His eyelids fluttered. She pressed a palm to his cheek in case her hands would stir his blood. He turned his face and closed his eyes firmly.

“You’re going to let yourself freeze out here? You’re practically setting yourself up as bait.” And if she thought that would work, maybe she’d let him. But the killer only seemed interested in those who listened to him, and might even be with the Inquisitors now with everything gone so toppled over.

He didn’t respond. She looked around the cemetery. There was no one else save a dim figure wiping down a grave on the far side and a few ash-colored pigeons claiming the highest points of the domed stone to roost on.

“Mihály!” Perhaps she should kick him while she didn’t have a soul to blacken.

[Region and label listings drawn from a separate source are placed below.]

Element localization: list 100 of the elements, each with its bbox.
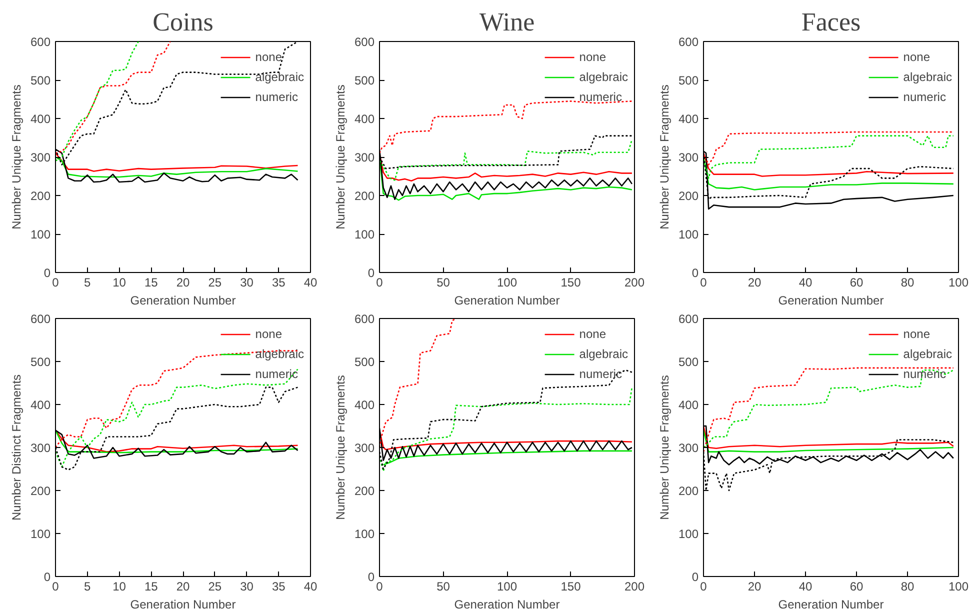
x-tick-label: 0 <box>376 276 384 290</box>
y-tick-label: 200 <box>354 484 375 498</box>
legend-label: numeric <box>255 90 298 104</box>
y-tick-label: 100 <box>678 527 699 541</box>
legend-label: none <box>579 50 606 64</box>
x-tick-label: 20 <box>748 580 762 594</box>
y-tick-label: 300 <box>678 441 699 455</box>
x-tick-label: 25 <box>208 580 222 594</box>
legend-label: algebraic <box>255 347 304 361</box>
y-tick-label: 400 <box>354 398 375 412</box>
y-tick-label: 300 <box>678 150 699 164</box>
chart-title: Coins <box>152 8 214 36</box>
x-tick-label: 100 <box>948 276 969 290</box>
x-tick-label: 20 <box>748 276 762 290</box>
chart-title: Faces <box>801 8 861 36</box>
x-tick-label: 5 <box>84 276 92 290</box>
legend-label: none <box>255 50 282 64</box>
x-tick-label: 0 <box>52 276 60 290</box>
x-tick-label: 25 <box>208 276 222 290</box>
y-tick-label: 400 <box>30 112 51 126</box>
legend-label: numeric <box>579 367 622 381</box>
y-tick-label: 200 <box>30 189 51 203</box>
y-tick-label: 600 <box>678 35 699 49</box>
y-tick-label: 200 <box>30 484 51 498</box>
legend-label: algebraic <box>579 70 628 84</box>
legend-label: numeric <box>255 367 298 381</box>
x-tick-label: 200 <box>624 276 645 290</box>
y-tick-label: 0 <box>692 570 699 584</box>
x-tick-label: 40 <box>798 580 812 594</box>
y-tick-label: 600 <box>354 35 375 49</box>
x-axis-title: Generation Number <box>454 294 560 308</box>
y-tick-label: 500 <box>354 355 375 369</box>
y-tick-label: 300 <box>354 441 375 455</box>
x-tick-label: 80 <box>900 276 914 290</box>
x-tick-label: 100 <box>496 580 518 594</box>
x-tick-label: 35 <box>272 580 286 594</box>
y-tick-label: 200 <box>678 484 699 498</box>
y-tick-label: 500 <box>30 74 51 88</box>
y-axis-title: Number Distinct Fragments <box>9 374 24 521</box>
y-tick-label: 600 <box>30 35 51 49</box>
chart-title: Wine <box>479 8 535 36</box>
y-axis-title: Number Unique Fragments <box>333 375 348 520</box>
legend-label: algebraic <box>255 70 304 84</box>
y-tick-label: 600 <box>354 312 375 326</box>
legend-label: algebraic <box>903 70 952 84</box>
legend-label: numeric <box>579 90 622 104</box>
y-tick-label: 100 <box>678 228 699 242</box>
legend-label: none <box>579 327 606 341</box>
y-tick-label: 400 <box>678 398 699 412</box>
x-tick-label: 40 <box>798 276 812 290</box>
y-axis-title: Number Unique Fragments <box>333 84 348 230</box>
y-tick-label: 100 <box>30 527 51 541</box>
x-tick-label: 200 <box>624 580 645 594</box>
x-tick-label: 30 <box>240 276 254 290</box>
y-tick-label: 500 <box>678 74 699 88</box>
y-tick-label: 100 <box>30 228 51 242</box>
y-tick-label: 0 <box>368 570 375 584</box>
x-tick-label: 15 <box>144 580 158 594</box>
y-tick-label: 500 <box>354 74 375 88</box>
x-tick-label: 100 <box>948 580 969 594</box>
x-tick-label: 20 <box>176 276 190 290</box>
x-tick-label: 30 <box>240 580 254 594</box>
x-axis-title: Generation Number <box>778 598 884 612</box>
x-tick-label: 0 <box>52 580 60 594</box>
legend-label: none <box>903 50 930 64</box>
legend-label: none <box>255 327 282 341</box>
y-tick-label: 200 <box>678 189 699 203</box>
x-tick-label: 5 <box>84 580 92 594</box>
y-tick-label: 0 <box>44 570 51 584</box>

The person across the way was looking at them now. Csilla swallowed hard and crouched down close. “Come on. We have to go.”

“She’s not here yet.” Mihály’s words were brittle in their frustration. “She’s always here, but I can’t see her.” He curled his fingers around the side of the crypt as if he could shake the ghost from the stone.

“Do you think she’ll come at all? The seal has weakened. Maybe...maybe ghosts went with it.” It felt cruel to say, but Tamas had been right that sometimes treatment looked like torture from the outside.

“Asten lives in my blood, diluted as it is” he said simply. “The Church’s power doesn’t matter, gone or not.”

Not to you, she thought with a frown, though there was comfort in the reminder. The divine meant hope. Csilla tugged on his arm, but she’d have had better luck moving the stone. Perhaps a different tactic would be more persuasive. “I’m sure she doesn’t want you to freeze.”